Other than being 30-50% less expensive, the remanufactured parts have the same guarantee and are submitted to the same quality control tests as new parts. It is also the only available way in which to create a part which has otherwise been discontinued.
By prolonging the life of the vehicles, retaining value and saving on energy whilst reducing waste, the factory in Choisy has created a comprehensive circular model. Moreover, this activity involved a skilled workforce and creates jobs locally: in order to be economically interesting, remanufacturing has to be performed within the market in which vehicles are used (shipping engines abroad to be worked on would negate the savings).
The offering of a standard exchange as well as offering new parts is a sound commercial argument, because it allows a repair with a part which is relative to the life-span of the repaired vehicle at an affordable price – which is also relative to the residual value of the car. On this basis, the standard exchange offer prolongs the length of usage for vehicles. It avoids ‘writing them off’ – when the cost to repair is more than their market value.”
Finally, economies which rely on energy consumption and raw materials are losing out to the potential of this process which bears huge potential. On a global scale, the energy saved as a result of remanufacturing could be equivalent to the amount of electricity produced by eight nuclear power stations.3 At Choisy-le-Roi, the figures speak for themselves. The savings from the production of a remanufactured part compared to a new part are as follows:
80% less energy 88% less water 92% less chemical products 70% less waster production
In terms of raw materials, the Choisy-de-Roi factory does not send any waste to landfill:
43% of the carcasses are re-usable4 48% are recycled in the company’s foundries to produce new parts The remaining 9% is valorised in treatment centres meaning the entire process is waste-free.
Despite the time and investment needed, this process remains profitable for the manufacturer. It allows them to increase their sales of parts for exchange through offering the product at a lower price; it creates loyalty with clients in the brand’s network and facilitates the longevity of the exchange parts, at controlled costs, even for discontinued products / mechanisms.
Mechanical parts are generally made with the view to be repaired, but it is possible to go further in research to improve materials and parts. Studies are being undertaken with the engineering sector to find the future of mechanical parts to improve the design, with a view to make disassembly easier and to increase the recyclability of materials. Other studies are delving into a revision of acceptance criteria and the interchangeability of components. It is still too early to evaluate the benefits / profits of these different initiatives, but the research is heading in the right direction showing it as a very promising market.
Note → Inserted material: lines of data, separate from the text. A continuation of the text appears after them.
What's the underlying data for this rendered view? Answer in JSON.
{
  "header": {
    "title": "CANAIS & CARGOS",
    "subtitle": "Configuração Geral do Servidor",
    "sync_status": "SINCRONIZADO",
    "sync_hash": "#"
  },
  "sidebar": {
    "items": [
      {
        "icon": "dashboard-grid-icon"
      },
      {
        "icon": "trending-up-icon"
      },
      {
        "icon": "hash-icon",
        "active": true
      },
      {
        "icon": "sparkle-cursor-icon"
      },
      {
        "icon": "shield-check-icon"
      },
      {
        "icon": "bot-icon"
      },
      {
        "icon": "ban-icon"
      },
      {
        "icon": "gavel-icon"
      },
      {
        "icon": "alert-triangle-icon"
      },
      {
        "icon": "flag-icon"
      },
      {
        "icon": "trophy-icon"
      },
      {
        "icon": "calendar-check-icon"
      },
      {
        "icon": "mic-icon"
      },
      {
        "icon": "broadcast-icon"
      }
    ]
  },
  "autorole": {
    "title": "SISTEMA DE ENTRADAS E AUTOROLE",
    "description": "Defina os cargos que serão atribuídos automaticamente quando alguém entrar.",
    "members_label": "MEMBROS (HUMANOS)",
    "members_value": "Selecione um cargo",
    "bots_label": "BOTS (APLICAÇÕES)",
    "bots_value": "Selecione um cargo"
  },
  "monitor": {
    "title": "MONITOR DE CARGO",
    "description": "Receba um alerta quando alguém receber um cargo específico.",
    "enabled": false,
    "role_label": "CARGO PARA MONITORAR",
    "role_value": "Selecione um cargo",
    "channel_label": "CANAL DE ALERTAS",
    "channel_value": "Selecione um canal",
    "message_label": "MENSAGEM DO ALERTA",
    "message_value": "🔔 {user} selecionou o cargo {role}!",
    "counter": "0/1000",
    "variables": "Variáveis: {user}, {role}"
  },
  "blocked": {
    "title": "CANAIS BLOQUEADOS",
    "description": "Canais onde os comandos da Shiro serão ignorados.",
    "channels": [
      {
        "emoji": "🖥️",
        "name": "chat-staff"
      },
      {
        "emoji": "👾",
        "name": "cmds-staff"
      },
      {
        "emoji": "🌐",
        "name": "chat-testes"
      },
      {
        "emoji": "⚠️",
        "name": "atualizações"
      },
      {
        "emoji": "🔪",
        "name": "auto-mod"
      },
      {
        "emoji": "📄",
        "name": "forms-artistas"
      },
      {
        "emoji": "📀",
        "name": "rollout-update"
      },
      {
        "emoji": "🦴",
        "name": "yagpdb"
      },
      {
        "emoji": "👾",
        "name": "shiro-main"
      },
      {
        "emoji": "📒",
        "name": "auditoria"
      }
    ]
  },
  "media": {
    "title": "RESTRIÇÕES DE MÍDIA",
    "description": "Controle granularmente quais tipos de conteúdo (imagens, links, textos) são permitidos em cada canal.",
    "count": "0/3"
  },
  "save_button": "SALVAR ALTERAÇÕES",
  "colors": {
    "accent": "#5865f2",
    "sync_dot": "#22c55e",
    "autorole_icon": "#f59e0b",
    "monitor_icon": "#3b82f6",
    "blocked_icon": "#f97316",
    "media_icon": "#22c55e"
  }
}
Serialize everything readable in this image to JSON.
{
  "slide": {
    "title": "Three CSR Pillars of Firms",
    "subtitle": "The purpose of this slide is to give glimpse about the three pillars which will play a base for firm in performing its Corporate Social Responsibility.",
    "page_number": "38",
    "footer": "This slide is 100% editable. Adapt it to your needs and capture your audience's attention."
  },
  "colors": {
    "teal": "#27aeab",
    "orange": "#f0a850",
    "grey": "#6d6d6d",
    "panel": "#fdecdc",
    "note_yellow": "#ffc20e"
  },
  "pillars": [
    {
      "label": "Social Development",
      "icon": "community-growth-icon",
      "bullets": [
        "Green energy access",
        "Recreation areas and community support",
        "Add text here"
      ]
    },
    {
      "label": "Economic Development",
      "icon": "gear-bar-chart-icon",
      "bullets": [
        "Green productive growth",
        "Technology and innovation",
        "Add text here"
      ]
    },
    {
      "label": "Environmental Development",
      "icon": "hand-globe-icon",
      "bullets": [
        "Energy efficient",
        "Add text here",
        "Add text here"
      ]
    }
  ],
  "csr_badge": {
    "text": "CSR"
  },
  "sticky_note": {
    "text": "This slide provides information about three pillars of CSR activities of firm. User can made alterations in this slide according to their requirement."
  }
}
For the automotive remanufacturing market alone, the figures will reach 104.8 million dollars by 2015.
According to the CLEPA (European Association of Automotive Suppliers), the remanufacturing market in Europe is estimated at between 8 and 10 billions Euros.
The production of spare parts at Choisy-le-Roi produces a turnover of 100 million euros
Parts remanufactured in 2012: Cars: 14,681 Gearboxes: 21,241 Injection pumps: 32,691 Injectors / nozzles: 151,325 Cylinder heads: 3,540
1 U.S. Geological Survey (USGS).
2 According to European regulations (End of Life Vehicle Directive), vehicles must be recycled to 85% from 2015.
3 International Federation of Remanufacturers and Engine Rebuilders.
4 72% of the mass of a gearbox and 37% of the mass of a motor (iron, steel, aluminium).